“Madagascar Plum” is the story of a Vietnamese soldier telling a gruesome story about killing a young mute girl. This narrator is in a bar as he tells his story in vivid detail. Before he tells this story, he requests that he has a drink. It seems like the story is tough to tell, so he needs alcohol to ease the pain of this memory and make it easier to retell it.
The alcohol in this story is a very important detail. Before the narrator tells his story he must become drunk, and, as he retells, he was drunk during the story as well. There are three major points that ruin the credibility of this narrator’s story; a drunken man will not tell an accurate story; it is impossible to tell a true and accurate war story; he was drunk while creating this memory of this murder. Because of this constant alcoholism, the narrator’s credibility is very weak.
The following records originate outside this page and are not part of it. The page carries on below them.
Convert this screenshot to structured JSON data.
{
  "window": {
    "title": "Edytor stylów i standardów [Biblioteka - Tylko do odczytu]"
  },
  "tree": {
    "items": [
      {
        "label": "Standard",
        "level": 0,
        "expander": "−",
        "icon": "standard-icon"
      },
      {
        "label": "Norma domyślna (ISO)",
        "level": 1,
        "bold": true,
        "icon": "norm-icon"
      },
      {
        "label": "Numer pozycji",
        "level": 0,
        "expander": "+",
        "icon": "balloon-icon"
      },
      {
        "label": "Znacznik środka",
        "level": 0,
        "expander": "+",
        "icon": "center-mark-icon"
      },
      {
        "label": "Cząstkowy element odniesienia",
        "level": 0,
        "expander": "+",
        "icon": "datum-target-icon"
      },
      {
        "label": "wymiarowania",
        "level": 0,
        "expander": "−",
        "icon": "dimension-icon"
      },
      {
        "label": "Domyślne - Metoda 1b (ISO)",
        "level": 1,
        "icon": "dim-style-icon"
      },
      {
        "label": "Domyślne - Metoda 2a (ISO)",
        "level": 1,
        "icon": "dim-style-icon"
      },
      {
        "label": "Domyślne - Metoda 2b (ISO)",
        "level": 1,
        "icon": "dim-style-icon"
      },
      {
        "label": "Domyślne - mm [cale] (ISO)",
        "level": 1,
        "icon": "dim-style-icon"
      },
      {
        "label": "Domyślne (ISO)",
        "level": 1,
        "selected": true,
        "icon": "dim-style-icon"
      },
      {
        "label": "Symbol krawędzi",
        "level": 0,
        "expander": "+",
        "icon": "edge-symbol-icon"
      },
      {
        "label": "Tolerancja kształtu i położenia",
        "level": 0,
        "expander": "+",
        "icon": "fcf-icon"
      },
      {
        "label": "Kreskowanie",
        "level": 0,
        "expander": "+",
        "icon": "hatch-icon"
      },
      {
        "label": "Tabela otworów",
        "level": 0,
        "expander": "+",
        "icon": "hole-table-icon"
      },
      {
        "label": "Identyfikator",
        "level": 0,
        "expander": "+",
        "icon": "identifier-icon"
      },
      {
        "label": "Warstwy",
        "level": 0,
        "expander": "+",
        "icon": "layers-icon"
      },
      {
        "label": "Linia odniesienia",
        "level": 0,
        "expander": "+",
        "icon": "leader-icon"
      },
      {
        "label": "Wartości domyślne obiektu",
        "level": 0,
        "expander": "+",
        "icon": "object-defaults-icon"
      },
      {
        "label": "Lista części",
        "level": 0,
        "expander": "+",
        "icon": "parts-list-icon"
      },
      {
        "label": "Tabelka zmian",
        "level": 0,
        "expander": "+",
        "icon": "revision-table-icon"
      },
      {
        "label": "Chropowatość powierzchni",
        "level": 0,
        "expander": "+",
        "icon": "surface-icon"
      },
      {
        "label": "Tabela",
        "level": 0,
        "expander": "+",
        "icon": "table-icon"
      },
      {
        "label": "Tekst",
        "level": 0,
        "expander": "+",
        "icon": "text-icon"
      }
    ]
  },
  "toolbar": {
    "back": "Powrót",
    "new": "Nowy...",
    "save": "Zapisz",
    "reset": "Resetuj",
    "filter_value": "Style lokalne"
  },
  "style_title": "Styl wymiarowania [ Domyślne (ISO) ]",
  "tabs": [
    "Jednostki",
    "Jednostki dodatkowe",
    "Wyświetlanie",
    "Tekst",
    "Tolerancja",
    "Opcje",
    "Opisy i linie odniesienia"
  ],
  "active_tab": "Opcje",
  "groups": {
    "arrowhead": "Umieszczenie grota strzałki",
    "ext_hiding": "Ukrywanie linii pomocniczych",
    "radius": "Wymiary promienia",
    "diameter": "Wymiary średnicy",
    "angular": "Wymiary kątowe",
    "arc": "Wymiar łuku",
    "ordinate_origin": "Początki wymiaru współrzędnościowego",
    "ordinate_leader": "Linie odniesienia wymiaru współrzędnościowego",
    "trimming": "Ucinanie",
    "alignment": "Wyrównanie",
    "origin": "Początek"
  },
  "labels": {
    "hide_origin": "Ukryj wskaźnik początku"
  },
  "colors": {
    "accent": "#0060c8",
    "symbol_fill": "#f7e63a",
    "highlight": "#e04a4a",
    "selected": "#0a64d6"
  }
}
In my opinion, this story might loosely be based on fact, but it is very far from the truth.
While it seems like this story is mostly fiction, it still is very powerful. Clearly an event has happened to the narrator that caused him to increase his alcoholism and shoot off his own leg. This story that he tells is very vivid, which leads me to believe that the narrator embellishes the smaller details that affected him the most. He describes the look on the mute girl’s face before she is blown up in great detail. In reality, even if this event actually happened, the narrator most likely did not observe her face to this extent. This description could be considered one of the fictional elements of the story. These fictional elements are what makes the story so moving.